Further investigation of the site by WSDOT engineers revealed difficulties in making additional repairs to the bypass. A temporary fix was considered to be uneconomical and would further delay a permanent rebuild. Delays were also attributed to limited construction schedules based on weather, as well as the high elevation and steep slope of the area. Subsequently, the damaged temporary bypass was removed as it was considered as having the potential to cause an adverse effect to the outlet tunnel at Sprit Lake.

===Rebuild of Spirit Lake Outlet Bridge===
The USFS announced in May 2024 that the highway and access to the observatory was to remain closed until late 2026. After the loss of the bypass, the closure of SR 504 was listed between milepost 45.2 and 51, and the observatory remained without power.

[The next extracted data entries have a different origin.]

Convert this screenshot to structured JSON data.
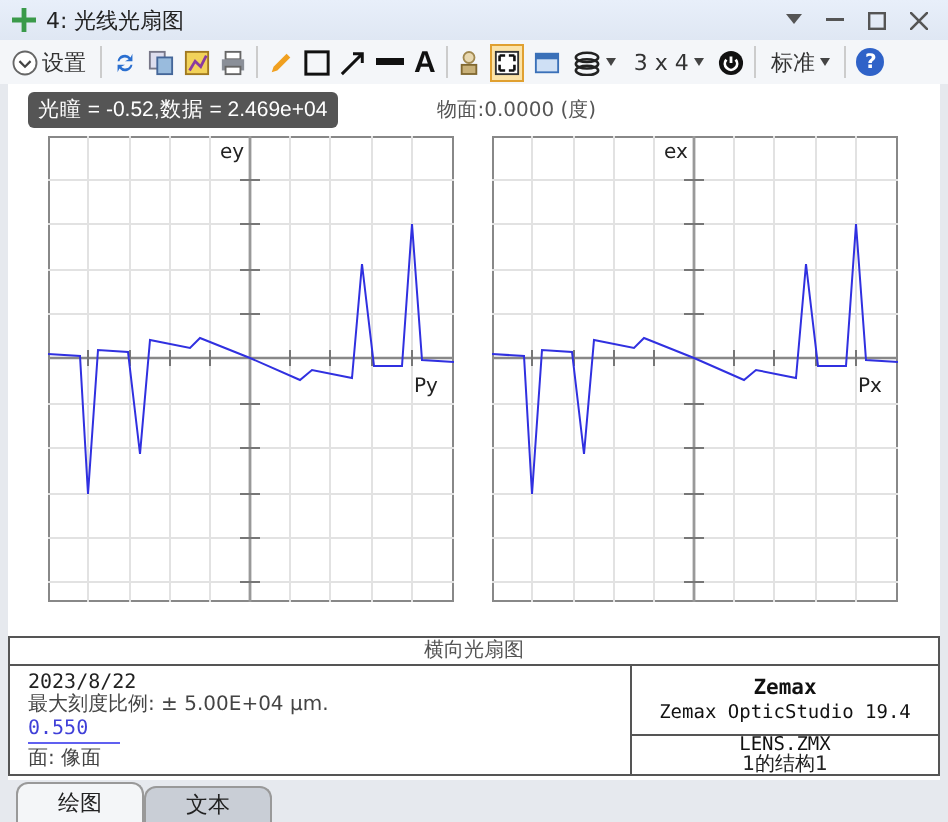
{
  "window": {
    "title": "4: 光线光扇图"
  },
  "toolbar": {
    "settings_label": "设置",
    "text_tool": "A",
    "fit_active": true,
    "layout_label": "3 x 4",
    "standard_label": "标准",
    "help": "?"
  },
  "tooltip": "光瞳 = -0.52,数据 = 2.469e+04",
  "field_label": "物面:0.0000 (度)",
  "plots": [
    {
      "y_label": "ey",
      "x_label": "Py"
    },
    {
      "y_label": "ex",
      "x_label": "Px"
    }
  ],
  "footer": {
    "title": "横向光扇图",
    "date": "2023/8/22",
    "scale": "最大刻度比例: ± 5.00E+04 μm.",
    "wavelength": "0.550",
    "surface": "面: 像面",
    "company": "Zemax",
    "product": "Zemax OpticStudio 19.4",
    "file": "LENS.ZMX",
    "config": "1的结构1"
  },
  "tabs": [
    {
      "label": "绘图",
      "selected": true
    },
    {
      "label": "文本",
      "selected": false
    }
  ]
}
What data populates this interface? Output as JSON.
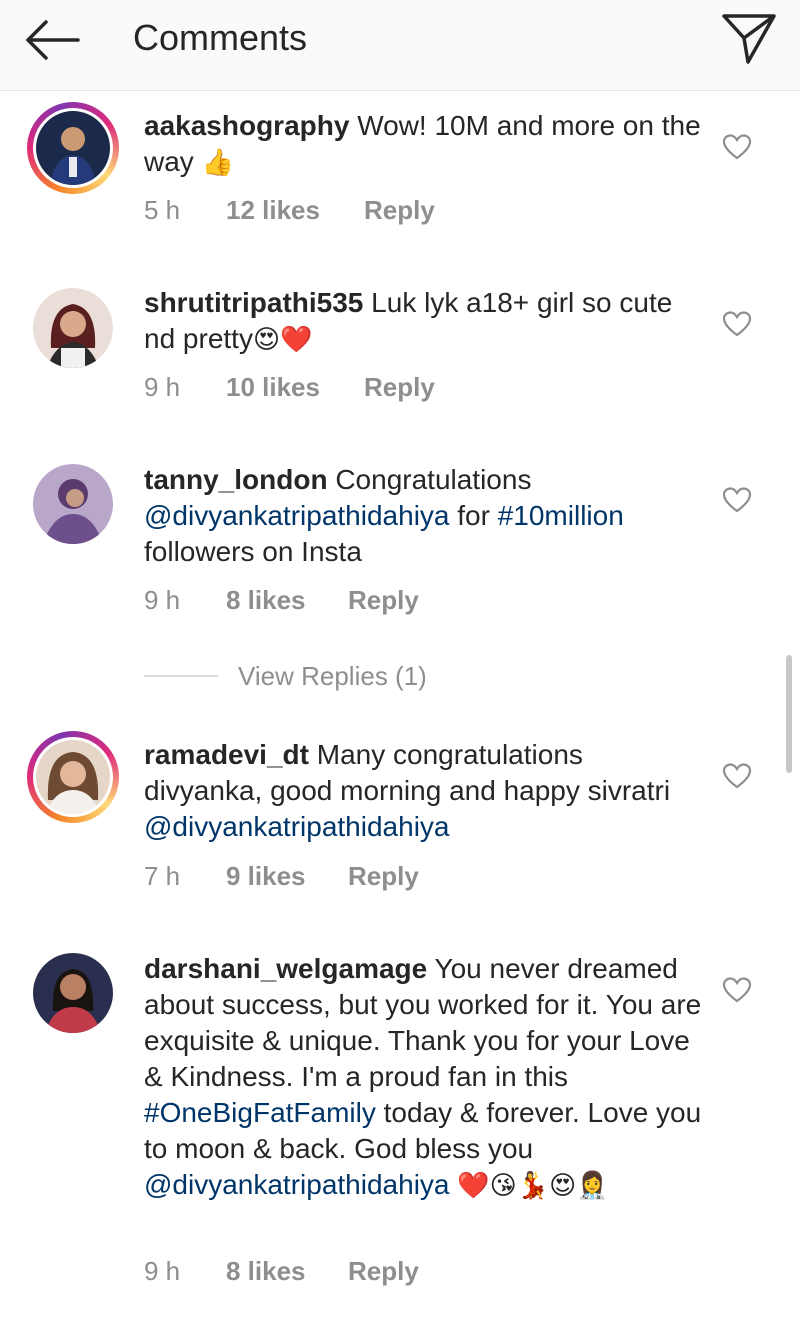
{
  "header": {
    "title": "Comments",
    "back_icon": "arrow-left-icon",
    "send_icon": "paper-plane-icon"
  },
  "comments": [
    {
      "username": "aakashography",
      "segments": [
        {
          "type": "text",
          "value": " Wow! 10M and more on the way "
        },
        {
          "type": "emoji",
          "value": "👍"
        }
      ],
      "time": "5 h",
      "likes": "12 likes",
      "reply": "Reply",
      "has_story_ring": true
    },
    {
      "username": "shrutitripathi535",
      "segments": [
        {
          "type": "text",
          "value": " Luk lyk a18+ girl so cute nd pretty"
        },
        {
          "type": "emoji",
          "value": "😍❤️"
        }
      ],
      "time": "9 h",
      "likes": "10 likes",
      "reply": "Reply",
      "has_story_ring": false
    },
    {
      "username": "tanny_london",
      "segments": [
        {
          "type": "text",
          "value": " Congratulations "
        },
        {
          "type": "mention",
          "value": "@divyankatripathidahiya"
        },
        {
          "type": "text",
          "value": " for "
        },
        {
          "type": "hashtag",
          "value": "#10million"
        },
        {
          "type": "text",
          "value": " followers on Insta"
        }
      ],
      "time": "9 h",
      "likes": "8 likes",
      "reply": "Reply",
      "has_story_ring": false,
      "view_replies": "View Replies (1)"
    },
    {
      "username": "ramadevi_dt",
      "segments": [
        {
          "type": "text",
          "value": " Many congratulations divyanka, good morning and happy sivratri "
        },
        {
          "type": "mention",
          "value": "@divyankatripathidahiya"
        }
      ],
      "time": "7 h",
      "likes": "9 likes",
      "reply": "Reply",
      "has_story_ring": true
    },
    {
      "username": "darshani_welgamage",
      "segments": [
        {
          "type": "text",
          "value": " You never dreamed about success, but you worked for it. You are exquisite & unique. Thank you for your Love & Kindness. I'm a proud fan in this "
        },
        {
          "type": "hashtag",
          "value": "#OneBigFatFamily"
        },
        {
          "type": "text",
          "value": " today & forever. Love you to moon & back. God bless you "
        },
        {
          "type": "mention",
          "value": "@divyankatripathidahiya"
        },
        {
          "type": "text",
          "value": " "
        },
        {
          "type": "emoji",
          "value": "❤️😘💃😍👩‍⚕️"
        }
      ],
      "time": "9 h",
      "likes": "8 likes",
      "reply": "Reply",
      "has_story_ring": false
    }
  ],
  "icons": {
    "like": "heart-outline-icon"
  },
  "colors": {
    "link": "#003569",
    "muted": "#8e8e8e",
    "text": "#262626"
  }
}
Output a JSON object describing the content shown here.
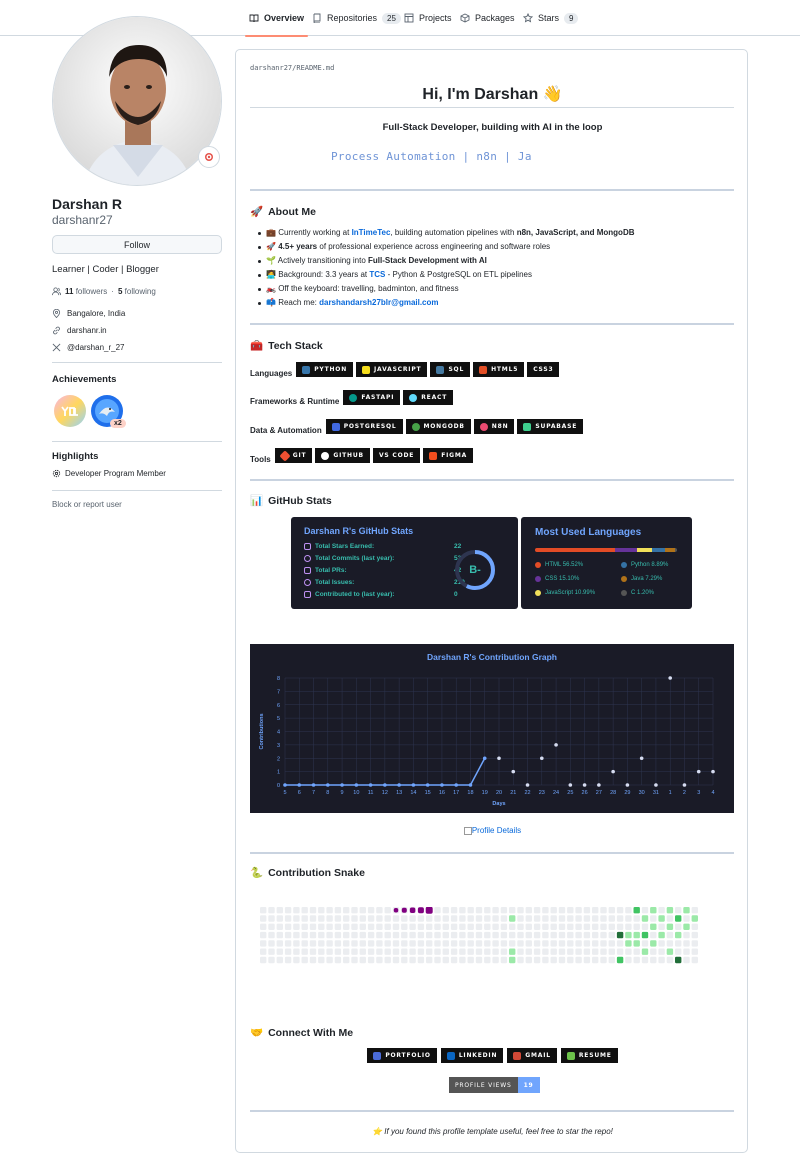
{
  "nav": {
    "tabs": [
      {
        "label": "Overview",
        "icon": "book-icon"
      },
      {
        "label": "Repositories",
        "count": "25",
        "icon": "repo-icon"
      },
      {
        "label": "Projects",
        "icon": "table-icon"
      },
      {
        "label": "Packages",
        "icon": "package-icon"
      },
      {
        "label": "Stars",
        "count": "9",
        "icon": "star-icon"
      }
    ]
  },
  "profile": {
    "name": "Darshan R",
    "login": "darshanr27",
    "follow_label": "Follow",
    "bio": "Learner | Coder | Blogger",
    "followers_count": "11",
    "followers_label": "followers",
    "following_count": "5",
    "following_label": "following",
    "location": "Bangalore, India",
    "website": "darshanr.in",
    "x_handle": "@darshan_r_27",
    "achievements_title": "Achievements",
    "achievement_badges": [
      {
        "name": "yolo-badge",
        "multiplier": ""
      },
      {
        "name": "pull-shark-badge",
        "multiplier": "x2"
      }
    ],
    "highlights_title": "Highlights",
    "highlight": "Developer Program Member",
    "block_label": "Block or report user"
  },
  "readme": {
    "path_user": "darshanr27",
    "path_sep": "/",
    "path_file": "README.md",
    "greeting": "Hi, I'm Darshan 👋",
    "subtitle": "Full-Stack Developer, building with AI in the loop",
    "typing": "Process Automation | n8n | Ja",
    "about_title": "About Me",
    "about_emoji": "🚀",
    "about": [
      {
        "emoji": "💼",
        "pre": "Currently working at ",
        "link": "InTimeTec",
        "mid": ", building automation pipelines with ",
        "bold": "n8n, JavaScript, and MongoDB",
        "post": ""
      },
      {
        "emoji": "🚀",
        "pre": "",
        "link": "",
        "mid": "",
        "bold": "4.5+ years",
        "post": " of professional experience across engineering and software roles"
      },
      {
        "emoji": "🌱",
        "pre": "Actively transitioning into ",
        "link": "",
        "mid": "",
        "bold": "Full-Stack Development with AI",
        "post": ""
      },
      {
        "emoji": "🧑‍💻",
        "pre": "Background: 3.3 years at ",
        "link": "TCS",
        "mid": "",
        "bold": "",
        "post": " - Python & PostgreSQL on ETL pipelines"
      },
      {
        "emoji": "🏍️",
        "pre": "Off the keyboard: travelling, badminton, and fitness",
        "link": "",
        "mid": "",
        "bold": "",
        "post": ""
      },
      {
        "emoji": "📫",
        "pre": "Reach me: ",
        "link": "darshandarsh27blr@gmail.com",
        "mid": "",
        "bold": "",
        "post": ""
      }
    ],
    "tech_title": "Tech Stack",
    "tech_emoji": "🧰",
    "tech_rows": [
      {
        "label": "Languages",
        "badges": [
          {
            "text": "PYTHON",
            "color": "#3776ab"
          },
          {
            "text": "JAVASCRIPT",
            "color": "#f7df1e"
          },
          {
            "text": "SQL",
            "color": "#4479a1"
          },
          {
            "text": "HTML5",
            "color": "#e34f26"
          },
          {
            "text": "CSS3",
            "color": "#1572b6"
          }
        ]
      },
      {
        "label": "Frameworks & Runtime",
        "badges": [
          {
            "text": "FASTAPI",
            "color": "#05998b"
          },
          {
            "text": "REACT",
            "color": "#61dafb"
          }
        ]
      },
      {
        "label": "Data & Automation",
        "badges": [
          {
            "text": "POSTGRESQL",
            "color": "#4169e1"
          },
          {
            "text": "MONGODB",
            "color": "#47a248"
          },
          {
            "text": "N8N",
            "color": "#ea4b71"
          },
          {
            "text": "SUPABASE",
            "color": "#3ecf8e"
          }
        ]
      },
      {
        "label": "Tools",
        "badges": [
          {
            "text": "GIT",
            "color": "#f05032"
          },
          {
            "text": "GITHUB",
            "color": "#ffffff"
          },
          {
            "text": "VS CODE",
            "color": "#101010"
          },
          {
            "text": "FIGMA",
            "color": "#f24e1e"
          }
        ]
      }
    ],
    "stats_title_section": "GitHub Stats",
    "stats_emoji": "📊",
    "stats_card": {
      "title": "Darshan R's GitHub Stats",
      "rows": [
        {
          "label": "Total Stars Earned:",
          "value": "22"
        },
        {
          "label": "Total Commits (last year):",
          "value": "53"
        },
        {
          "label": "Total PRs:",
          "value": "42"
        },
        {
          "label": "Total Issues:",
          "value": "210"
        },
        {
          "label": "Contributed to (last year):",
          "value": "0"
        }
      ],
      "rank": "B-"
    },
    "langs_card": {
      "title": "Most Used Languages",
      "items": [
        {
          "name": "HTML 56.52%",
          "color": "#e34c26",
          "pct": 56.52
        },
        {
          "name": "Python 8.89%",
          "color": "#3572a5",
          "pct": 8.89
        },
        {
          "name": "CSS 15.10%",
          "color": "#663399",
          "pct": 15.1
        },
        {
          "name": "Java 7.29%",
          "color": "#b07219",
          "pct": 7.29
        },
        {
          "name": "JavaScript 10.99%",
          "color": "#f1e05a",
          "pct": 10.99
        },
        {
          "name": "C 1.20%",
          "color": "#555555",
          "pct": 1.2
        }
      ]
    },
    "profile_details_alt": "Profile Details",
    "snake_title": "Contribution Snake",
    "snake_emoji": "🐍",
    "connect_title": "Connect With Me",
    "connect_emoji": "🤝",
    "connect_badges": [
      {
        "text": "PORTFOLIO",
        "color": "#4a6bd8"
      },
      {
        "text": "LINKEDIN",
        "color": "#0a66c2"
      },
      {
        "text": "GMAIL",
        "color": "#d14836"
      },
      {
        "text": "RESUME",
        "color": "#6cc24a"
      }
    ],
    "views_label": "PROFILE VIEWS",
    "views_count": "19",
    "footer": "⭐ If you found this profile template useful, feel free to star the repo!"
  },
  "chart_data": {
    "type": "line",
    "title": "Darshan R's Contribution Graph",
    "xlabel": "Days",
    "ylabel": "Contributions",
    "categories": [
      "5",
      "6",
      "7",
      "8",
      "9",
      "10",
      "11",
      "12",
      "13",
      "14",
      "15",
      "16",
      "17",
      "18",
      "19",
      "20",
      "21",
      "22",
      "23",
      "24",
      "25",
      "26",
      "27",
      "28",
      "29",
      "30",
      "31",
      "1",
      "2",
      "3",
      "4"
    ],
    "values": [
      0,
      0,
      0,
      0,
      0,
      0,
      0,
      0,
      0,
      0,
      0,
      0,
      0,
      0,
      2,
      2,
      1,
      0,
      2,
      3,
      0,
      0,
      0,
      1,
      0,
      2,
      0,
      8,
      0,
      1,
      1
    ],
    "ylim": [
      0,
      8
    ],
    "yticks": [
      "0",
      "1",
      "2",
      "3",
      "4",
      "5",
      "6",
      "7",
      "8"
    ],
    "grid": true,
    "colors": {
      "line": "#70a5fd",
      "point": "#bf91f3",
      "title": "#70a5fd",
      "axis": "#70a5fd"
    }
  }
}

Plans to begin construction of the bridge and the reopening of the observatory have fluctuated, beginning with early announcements that the project was not slated until April 2026. A WSDOT-revised plan on reopening of both the road and observatory was later amended to April 2027. The project's timeline was revised again by May 2025, as WSDOT announced that Spirit Lake Memorial Highway could potentially reopen in summer 2026.

Construction to rebuild the Spirit Lake Outlet Bridge was officially begun on April 27, 2026. WSDOT predicted the project would most likely be completed by the end of the year. Due to necessary repairs to the observatory after remaining unoccupied for three years, the building is planned for a 2027 opening.